LPA’s are to provide a housing requirement figure for designated housing areas.
Greater use of small sites - LPA’s are to ensure that at least 20% of their sites in allocation plans are allocated for housing.
From 2020 the presumption in favour of sustainable development will apply where delivery is below 75%, this may be linked to a payment system.
5-year housing land supply position should be capable of being agreed for a 1 year period.
LPAs to consider applying a planning condition to bring forward sites in 2 years (opposed to the current 3 year standard).
A proposal to allow exception sites for first time buyers.
The draft makes it more explicit the importance of supporting business growth.
Rural areas - proposes to allow new community facilities and housing outside of settlements.
Retail - the sequential approach has been amended so that out of centre sites should be considered only if suitable town centre or edge of centre sites are unavailable (they do not have to be immediately available).

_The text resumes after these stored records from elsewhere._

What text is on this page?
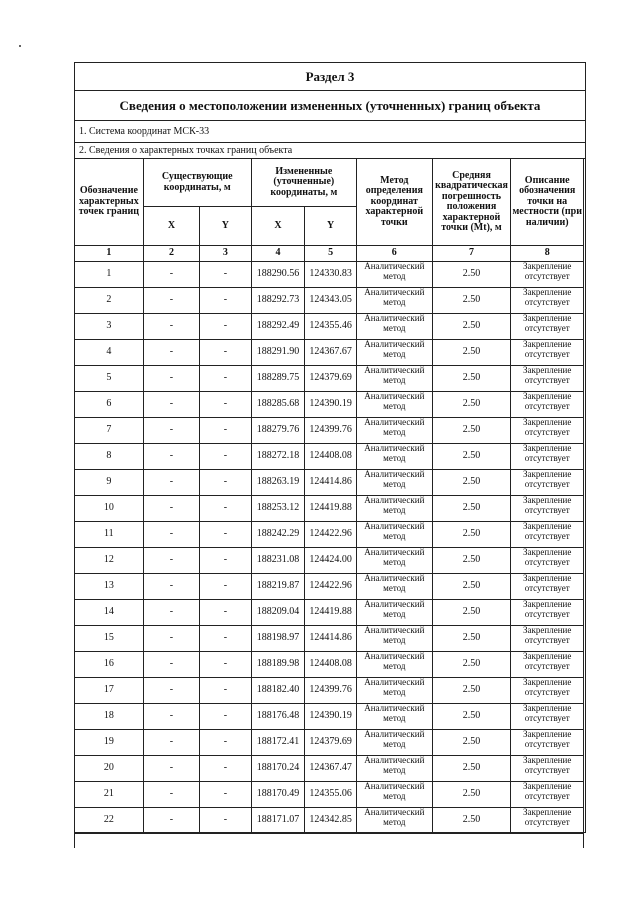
Раздел 3
Сведения о местоположении измененных (уточненных) границ объекта
1. Система координат МСК-33
2. Сведения о характерных точках границ объекта
Обозначение характерных точек границ	Существующие координаты, м		Измененные (уточненные) координаты, м		Метод определения координат характерной точки	Средняя квадратическая погрешность положения характерной точки (Mt), м	Описание обозначения точки на местности (при наличии)
	X	Y	X	Y			
1	2	3	4	5	6	7	8
1	-	-	188290.56	124330.83	Аналитический метод	2.50	Закрепление отсутствует
2	-	-	188292.73	124343.05	Аналитический метод	2.50	Закрепление отсутствует
3	-	-	188292.49	124355.46	Аналитический метод	2.50	Закрепление отсутствует
4	-	-	188291.90	124367.67	Аналитический метод	2.50	Закрепление отсутствует
5	-	-	188289.75	124379.69	Аналитический метод	2.50	Закрепление отсутствует
6	-	-	188285.68	124390.19	Аналитический метод	2.50	Закрепление отсутствует
7	-	-	188279.76	124399.76	Аналитический метод	2.50	Закрепление отсутствует
8	-	-	188272.18	124408.08	Аналитический метод	2.50	Закрепление отсутствует
9	-	-	188263.19	124414.86	Аналитический метод	2.50	Закрепление отсутствует
10	-	-	188253.12	124419.88	Аналитический метод	2.50	Закрепление отсутствует
11	-	-	188242.29	124422.96	Аналитический метод	2.50	Закрепление отсутствует
12	-	-	188231.08	124424.00	Аналитический метод	2.50	Закрепление отсутствует
13	-	-	188219.87	124422.96	Аналитический метод	2.50	Закрепление отсутствует
14	-	-	188209.04	124419.88	Аналитический метод	2.50	Закрепление отсутствует
15	-	-	188198.97	124414.86	Аналитический метод	2.50	Закрепление отсутствует
16	-	-	188189.98	124408.08	Аналитический метод	2.50	Закрепление отсутствует
17	-	-	188182.40	124399.76	Аналитический метод	2.50	Закрепление отсутствует
18	-	-	188176.48	124390.19	Аналитический метод	2.50	Закрепление отсутствует
19	-	-	188172.41	124379.69	Аналитический метод	2.50	Закрепление отсутствует
20	-	-	188170.24	124367.47	Аналитический метод	2.50	Закрепление отсутствует
21	-	-	188170.49	124355.06	Аналитический метод	2.50	Закрепление отсутствует
22	-	-	188171.07	124342.85	Аналитический метод	2.50	Закрепление отсутствует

Office developments outside town centres do not have to be accompanied by an impact assessment.
Positive planning for estate regeneration.
Transport is to be considered more holistically as part of the planning process.
The importance of a national network of aviation facilities is highlighted.
Designs are to prioritise the safety of pedestrians and cyclists.
Make more effective use of land and buildings.
Daylight and sunlight issues are brought into the spotlight.
Enhanced value given to the use of sustainable brownfield sites within settlements.
Making more effective use of empty spaces above shops.
Making it easier to convert retail and employment land to residential.
Minimum densities to be proposed around transport hubs.
Design should not be used as a reason to object to a planning application.
Green Belt protections to remain.
Green Belt exceptional circumstances criteria proposed.
Cemeteries should not be regarded as inappropriate development.
Brownfield land in the Green Belt can be used for affordable housing where there is a local need and they are for starter homes.
Material changes of use in the green belt that preserve the openness are not inappropriate development in the Green Belt.
SUDs required on major developments.
Noise and air quality issues shall continue to be mitigated against and ecological habitats will continue to be protected.
Heritage – clarifies that weight will be given to harm arising on a heritage asset whether it is less than substantial or substantial.
The draft is welcomed earlier than expected. The planning and property profession will no doubt be sceptical over many of the changes, the emphasis clearly on building more homes, it is disappointing there is a lack of the same commercial direction from the changes and what appers to be a lack of cionnection with the recent;y published Indutrial Strategy with the protections remaining across the Green Belt are as expected but the added acceptance of the opportunity brownfield land in the Green Belt can contribute is welcomed, how this will be any different to the policy in place now remians to be seen.
The draft is out for consultation until 10th May 2018 with the RTPI leading various round table discussions to engage the property community in the proposed changes and seek feedback through out the consultation period.Provisional dates can be found at www.rtpi.org.uk with the North West session to be held on 18th April. With the published version by the summer.